La prima si è presentata dirompente ed indiscreta, due settimane fa, con il roco suono di una voce crudelmente programmata per esclamare innocente “What door?“.
Questa seconda volta, quella voce è stata “sovrascritta” dal liberatorio benvenuto di un burattinaio al suo burattino che accompagna il risveglio di Bernard, nel racconto della sua genesi, con delicatezza serafica.
Dimostrando che un colpo di pistola, a Westworld, è il risultato di una stringa numerica tanto quanto un sorriso ammaliante.
Dimostrando che anche un saluto può nascondere un colpo di scena dalla potenza emozionale con pochi precedenti, che pur avendo previsto settimane fa non ha perso di immobilizzante fascino.
Nessuno di noi può immaginare quante straordinarie possibilità abbiano inizio con un “ciao“.
Non possiamo, perché al palmo della nostra mano manca quella legnosa manopola che avvia la melodia già programmata di un piano a rullo; perché la conoscenza a priori è un illusorio fardello di cui gentilmente non ci è stato concesso il possesso.
Ma nel mondo di Westworld, quest’idea è capovolta.
Nel mondo di Westworld Dio tace, e l’uomo diventa il prolungamento della sua volontà tacita.
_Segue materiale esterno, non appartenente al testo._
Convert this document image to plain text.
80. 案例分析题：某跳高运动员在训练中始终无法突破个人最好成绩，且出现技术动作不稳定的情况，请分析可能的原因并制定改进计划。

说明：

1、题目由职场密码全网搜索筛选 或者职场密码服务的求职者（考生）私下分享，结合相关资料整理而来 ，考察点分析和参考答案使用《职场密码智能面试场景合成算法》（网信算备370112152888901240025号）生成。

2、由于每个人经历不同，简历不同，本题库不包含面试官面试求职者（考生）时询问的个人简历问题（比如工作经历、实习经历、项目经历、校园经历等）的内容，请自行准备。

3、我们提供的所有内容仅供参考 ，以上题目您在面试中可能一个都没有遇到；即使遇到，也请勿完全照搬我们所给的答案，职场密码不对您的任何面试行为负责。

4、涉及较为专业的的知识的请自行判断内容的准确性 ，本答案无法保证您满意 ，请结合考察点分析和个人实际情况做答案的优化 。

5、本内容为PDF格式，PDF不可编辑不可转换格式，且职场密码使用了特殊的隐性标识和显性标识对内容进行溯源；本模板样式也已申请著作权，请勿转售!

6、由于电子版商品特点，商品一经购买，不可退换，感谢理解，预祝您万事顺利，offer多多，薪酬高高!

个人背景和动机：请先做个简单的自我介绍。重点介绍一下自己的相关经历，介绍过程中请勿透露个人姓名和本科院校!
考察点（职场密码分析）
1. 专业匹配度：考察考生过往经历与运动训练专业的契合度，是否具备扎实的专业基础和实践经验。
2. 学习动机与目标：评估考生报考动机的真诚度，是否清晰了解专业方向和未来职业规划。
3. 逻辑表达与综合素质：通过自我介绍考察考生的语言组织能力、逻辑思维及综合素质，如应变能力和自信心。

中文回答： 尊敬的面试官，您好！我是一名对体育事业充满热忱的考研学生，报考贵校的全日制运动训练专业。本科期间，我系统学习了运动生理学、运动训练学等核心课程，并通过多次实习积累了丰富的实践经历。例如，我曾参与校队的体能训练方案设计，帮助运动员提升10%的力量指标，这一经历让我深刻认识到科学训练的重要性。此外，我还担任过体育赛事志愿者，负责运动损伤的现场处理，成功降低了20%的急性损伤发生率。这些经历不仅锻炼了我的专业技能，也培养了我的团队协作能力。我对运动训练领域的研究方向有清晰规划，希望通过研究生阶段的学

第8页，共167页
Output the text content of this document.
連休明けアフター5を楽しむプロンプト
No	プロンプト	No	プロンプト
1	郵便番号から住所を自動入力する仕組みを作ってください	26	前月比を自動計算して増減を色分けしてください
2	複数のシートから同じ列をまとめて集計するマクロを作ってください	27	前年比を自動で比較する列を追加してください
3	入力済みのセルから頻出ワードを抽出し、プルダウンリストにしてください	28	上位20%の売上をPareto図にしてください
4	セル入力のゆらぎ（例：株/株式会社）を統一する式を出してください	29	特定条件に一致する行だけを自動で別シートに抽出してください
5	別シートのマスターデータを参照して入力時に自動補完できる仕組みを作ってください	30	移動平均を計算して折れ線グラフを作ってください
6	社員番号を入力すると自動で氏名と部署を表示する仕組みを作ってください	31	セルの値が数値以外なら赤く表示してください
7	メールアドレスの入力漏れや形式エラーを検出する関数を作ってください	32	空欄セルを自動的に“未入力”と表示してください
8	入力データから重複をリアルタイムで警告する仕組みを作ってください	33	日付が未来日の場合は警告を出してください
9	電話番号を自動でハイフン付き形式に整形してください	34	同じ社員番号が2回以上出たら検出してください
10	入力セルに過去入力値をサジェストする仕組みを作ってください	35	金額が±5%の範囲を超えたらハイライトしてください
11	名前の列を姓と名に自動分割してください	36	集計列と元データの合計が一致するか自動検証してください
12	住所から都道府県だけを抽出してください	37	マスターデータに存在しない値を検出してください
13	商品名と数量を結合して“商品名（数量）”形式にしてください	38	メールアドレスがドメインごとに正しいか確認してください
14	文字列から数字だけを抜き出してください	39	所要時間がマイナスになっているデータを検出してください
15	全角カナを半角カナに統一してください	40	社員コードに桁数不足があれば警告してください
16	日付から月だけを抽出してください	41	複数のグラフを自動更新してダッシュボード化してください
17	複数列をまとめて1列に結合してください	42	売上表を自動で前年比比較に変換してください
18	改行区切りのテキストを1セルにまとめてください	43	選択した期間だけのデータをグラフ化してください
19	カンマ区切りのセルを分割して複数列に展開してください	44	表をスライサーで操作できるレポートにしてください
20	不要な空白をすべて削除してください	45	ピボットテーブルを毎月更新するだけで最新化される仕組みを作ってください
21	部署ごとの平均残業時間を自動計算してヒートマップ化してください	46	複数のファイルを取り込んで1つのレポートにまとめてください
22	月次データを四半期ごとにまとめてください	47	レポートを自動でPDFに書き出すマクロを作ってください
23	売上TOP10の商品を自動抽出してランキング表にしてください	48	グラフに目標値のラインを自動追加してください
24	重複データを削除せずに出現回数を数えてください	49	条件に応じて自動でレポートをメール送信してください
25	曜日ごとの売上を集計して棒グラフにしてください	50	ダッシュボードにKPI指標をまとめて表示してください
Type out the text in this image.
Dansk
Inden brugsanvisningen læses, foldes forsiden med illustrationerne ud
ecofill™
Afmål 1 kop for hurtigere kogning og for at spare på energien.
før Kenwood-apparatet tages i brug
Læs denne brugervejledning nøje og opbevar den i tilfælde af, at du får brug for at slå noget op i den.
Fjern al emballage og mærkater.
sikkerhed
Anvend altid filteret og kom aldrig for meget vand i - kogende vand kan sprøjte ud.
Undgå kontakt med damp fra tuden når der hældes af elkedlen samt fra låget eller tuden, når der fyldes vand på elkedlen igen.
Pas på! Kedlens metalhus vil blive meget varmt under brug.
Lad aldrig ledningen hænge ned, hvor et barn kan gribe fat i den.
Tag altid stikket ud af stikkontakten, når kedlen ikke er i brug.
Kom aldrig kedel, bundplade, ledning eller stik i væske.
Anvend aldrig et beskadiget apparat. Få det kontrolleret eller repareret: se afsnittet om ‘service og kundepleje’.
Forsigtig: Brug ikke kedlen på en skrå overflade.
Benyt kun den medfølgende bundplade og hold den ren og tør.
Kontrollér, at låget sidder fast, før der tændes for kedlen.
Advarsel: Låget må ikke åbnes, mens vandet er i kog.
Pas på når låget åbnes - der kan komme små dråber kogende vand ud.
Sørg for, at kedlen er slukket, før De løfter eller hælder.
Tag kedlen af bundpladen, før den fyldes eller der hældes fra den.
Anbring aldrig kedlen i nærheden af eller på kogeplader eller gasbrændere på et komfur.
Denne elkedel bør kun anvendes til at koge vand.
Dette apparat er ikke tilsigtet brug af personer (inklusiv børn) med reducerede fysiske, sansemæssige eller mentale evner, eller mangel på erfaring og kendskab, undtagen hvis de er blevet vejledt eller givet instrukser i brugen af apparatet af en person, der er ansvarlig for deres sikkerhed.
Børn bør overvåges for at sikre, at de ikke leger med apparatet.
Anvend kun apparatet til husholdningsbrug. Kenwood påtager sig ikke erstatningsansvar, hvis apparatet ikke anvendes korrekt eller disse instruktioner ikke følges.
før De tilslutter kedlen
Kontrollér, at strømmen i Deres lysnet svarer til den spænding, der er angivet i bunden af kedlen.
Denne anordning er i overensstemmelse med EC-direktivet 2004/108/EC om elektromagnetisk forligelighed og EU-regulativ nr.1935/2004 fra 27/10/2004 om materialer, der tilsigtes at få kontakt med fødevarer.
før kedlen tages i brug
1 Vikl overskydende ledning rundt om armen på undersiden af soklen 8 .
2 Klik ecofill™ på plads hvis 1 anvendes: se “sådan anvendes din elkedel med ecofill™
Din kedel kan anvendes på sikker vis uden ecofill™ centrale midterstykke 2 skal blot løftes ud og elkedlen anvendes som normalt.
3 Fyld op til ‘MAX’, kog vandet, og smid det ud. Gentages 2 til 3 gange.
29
Egli programma la nascita, preleva il libero arbitrio con chirurgica malvagità, e decide la morte.
Esattamente come fa Ford, difende la possibilità di conoscere l’ipotesi di futuro e, nell’eventualità di poterla cambiare, la custodisce in un’asettica camera vetrata che confonde il bianco col riflesso lucido del nero.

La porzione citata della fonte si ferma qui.